The Center for Medicare and Medicaid Services today proposed cutting off payments for inappropriate surgery. No, it's not the unnecessary back and cardiac catheterization surgeries they're going after. It's when hospitals operate on the wrong patients, or operate on the wrong body part, or conduct the wrong surgery on the right patient. You can file comments by clicking on the links.
The American Hospital Association response to the proposed decisions was interesting. In their initial comments to CMS, they said the guidelines should specify that:
1) the error or event must be preventable; 2) the error or event must be within the control of the hospital; 3) the error or event must be the result of a mistake made in the hospital; 4) the error or event must result in significant harm; and 5) the error or event must be clearly and precisely defined in advance.
The last two caught my eye. Number four, for instance, seems to suggest that if they put in an artificial hip on the wrong side, but it works well enough, then they should still get paid. And I can't figure out what number five means.
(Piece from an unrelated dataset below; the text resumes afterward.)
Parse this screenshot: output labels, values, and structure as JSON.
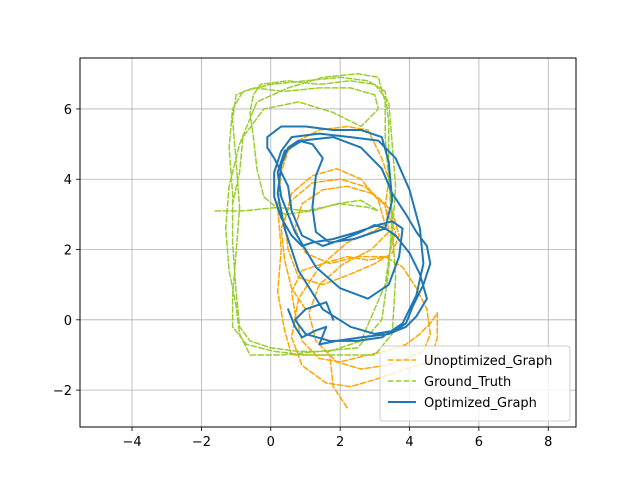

Anyway, it's an interesting concept, not paying hospitals for preventable mistakes. The Institute of Medicine a few years ago estimated medical errors accounted for up to nearly 100,000 patient deaths a year, making it one of the nation's leading causes of death. Under the existing fee-for-service system, medical error represents just another opportunity to offer more health care. Hopefully, these new rules will remove one source of those perverse incentives.